An extensive operation orchestrated by INTERPOL has led to the dismantling of the Sniper Dz phishing platform, which had been operational for over a decade as a phishing-as-a-service (PhaaS) provider. This significant initiative, known as Operation Ramz, spanned from October 2025 to February 2026 and involved law enforcement agencies across 13 countries in the Middle East and North Africa (MENA) region. The operation culminated in the arrest of 201 individuals, including the alleged mastermind, Guedz, who was apprehended by the Algerian National Police.
Operation Ramz: A Coordinated Effort
The concerted effort to combat cybercrime, dubbed Operation Ramz, was a collaborative mission that involved multiple nations. The primary objective was to dismantle the Sniper Dz platform, which had transitioned through various aliases such as Joker Dz, Storm Dz, and Spam Dz. This platform was notorious for distributing phishing kits and providing infrastructure to facilitate cybercriminal activities.

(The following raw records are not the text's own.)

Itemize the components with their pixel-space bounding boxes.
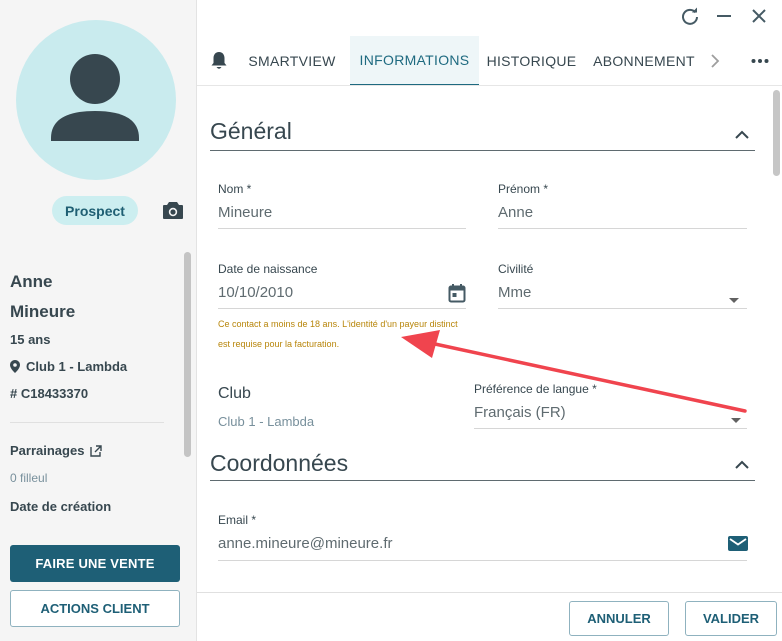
sidebar-divider [10,422,164,423]
more-horizontal-icon[interactable] [745,36,775,86]
civility-label: Civilité [498,262,534,276]
client-club: Club 1 - Lambda [10,359,127,374]
birthdate-field[interactable]: 10/10/2010 [218,284,293,301]
minimize-icon[interactable] [714,6,734,26]
referrals-value: 0 filleul [10,471,48,485]
email-label: Email * [218,513,257,527]
dropdown-arrow-icon[interactable] [729,291,739,303]
first-name-field[interactable]: Anne [498,204,533,221]
client-age: 15 ans [10,332,51,347]
client-detail-panel: SMARTVIEW INFORMATIONS HISTORIQUE ABONNE… [197,0,782,641]
avatar [16,20,176,180]
email-underline [218,560,747,561]
informations-form: Général Nom * Mineure Prénom * Anne Date… [197,86,782,592]
last-name-label: Nom * [218,182,252,196]
dropdown-arrow-icon[interactable] [731,411,741,423]
civility-select[interactable]: Mme [498,284,531,301]
close-icon[interactable] [749,6,769,26]
tab-smartview[interactable]: SMARTVIEW [244,36,340,86]
chevron-up-icon[interactable] [733,458,751,470]
birthdate-label: Date de naissance [218,262,318,276]
civility-underline [498,308,747,309]
tab-bar: SMARTVIEW INFORMATIONS HISTORIQUE ABONNE… [197,36,782,86]
calendar-icon[interactable] [448,283,466,303]
client-actions-button[interactable]: ACTIONS CLIENT [10,590,180,627]
tab-informations[interactable]: INFORMATIONS [350,36,479,86]
section-title-contact: Coordonnées [210,450,349,476]
bell-icon[interactable] [205,36,233,86]
section-divider [210,150,755,151]
client-first-name: Anne [10,272,53,291]
client-club-label: Club 1 - Lambda [26,359,128,374]
location-pin-icon [10,360,20,373]
minor-warning-text: Ce contact a moins de 18 ans. L'identité… [218,319,458,349]
club-label: Club [218,385,251,402]
camera-icon[interactable] [162,200,184,220]
section-title-general: Général [210,118,292,144]
refresh-icon[interactable] [680,6,700,26]
tab-historique[interactable]: HISTORIQUE [482,36,581,86]
main-scrollbar-thumb[interactable] [773,90,780,176]
referrals-label: Parrainages [10,443,85,458]
external-link-icon[interactable] [90,444,103,457]
client-sidebar: Prospect Anne Mineure 15 ans Club 1 - La… [0,0,197,641]
sidebar-scrollbar-thumb[interactable] [184,252,191,457]
last-name-underline [218,228,466,229]
validate-button[interactable]: VALIDER [685,601,777,636]
first-name-underline [498,228,747,229]
cancel-button[interactable]: ANNULER [569,601,669,636]
club-value: Club 1 - Lambda [218,414,315,429]
status-badge: Prospect [52,196,138,225]
referrals-heading: Parrainages [10,443,103,458]
person-icon [51,54,139,141]
footer-actions: ANNULER VALIDER [197,592,782,641]
first-name-label: Prénom * [498,182,549,196]
client-last-name: Mineure [10,302,76,321]
language-select[interactable]: Français (FR) [474,404,566,421]
section-divider [210,480,755,481]
client-id: # C18433370 [10,386,89,401]
language-label: Préférence de langue * [474,382,597,396]
birthdate-underline [218,308,466,309]
creation-date-label: Date de création [10,499,112,514]
chevron-right-icon[interactable] [705,36,725,86]
tab-abonnement[interactable]: ABONNEMENT [591,36,697,86]
chevron-up-icon[interactable] [733,128,751,140]
last-name-field[interactable]: Mineure [218,204,272,221]
language-underline [474,428,747,429]
email-icon[interactable] [727,535,749,552]
make-sale-button[interactable]: FAIRE UNE VENTE [10,545,180,582]
email-field[interactable]: anne.mineure@mineure.fr [218,535,392,552]
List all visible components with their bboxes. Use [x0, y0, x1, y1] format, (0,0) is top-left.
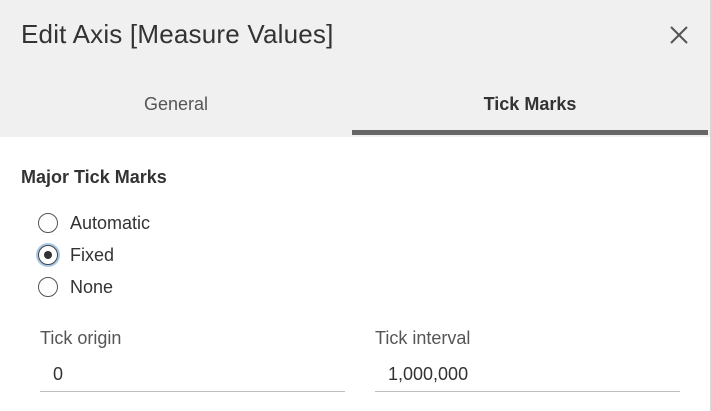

As part of this operation, authorities succeeded in taking down the Sniper Dz website, which served as a marketplace for PhaaS capabilities. They also confiscated hardware containing vital phishing software and scripts, effectively crippling the platform’s operational capabilities.
Impact on Global Organizations
Since its inception in 2015, Sniper Dz had evolved into a sophisticated hub for cybercriminals, targeting prominent global organizations like PayPal, Facebook, Instagram, and Netflix. Utilizing over 80 phishing templates in multiple languages, the platform aimed to deceive users into divulging sensitive information such as login credentials and personal data.
The platform’s reach extended to users of various technology and social media platforms, with phishing campaigns that impersonated popular brands and government entities. The intent was to harvest sensitive information by luring unsuspecting victims into interacting with counterfeit websites.
Unique Tactics and Techniques
Sniper Dz distinguished itself in the PhaaS market by offering its comprehensive infrastructure free of charge, thereby lowering the entry barrier for potential cybercriminals. The platform’s monetization strategy relied heavily on credential theft and redirecting victim traffic to fraudulent schemes.
The operation also highlighted the platform’s utilization of social engineering tactics, including the creation of fake social media profiles of well-known figures in the MENA region. These profiles were employed to disseminate phishing links masked as promotional deals or free internet offers.
A detailed analysis by Palo Alto Networks Unit 42 in 2024 shed light on the platform’s operational strategies, including using a Telegram channel with thousands of subscribers to disseminate instructional content. This allowed cybercriminals to efficiently execute phishing campaigns on a large scale.
The dismantling of Sniper Dz marks a significant victory in the fight against cybercrime, showcasing the effectiveness of international cooperation in addressing global threats. Moving forward, it sets a precedent for future operations targeting similar cybercriminal networks.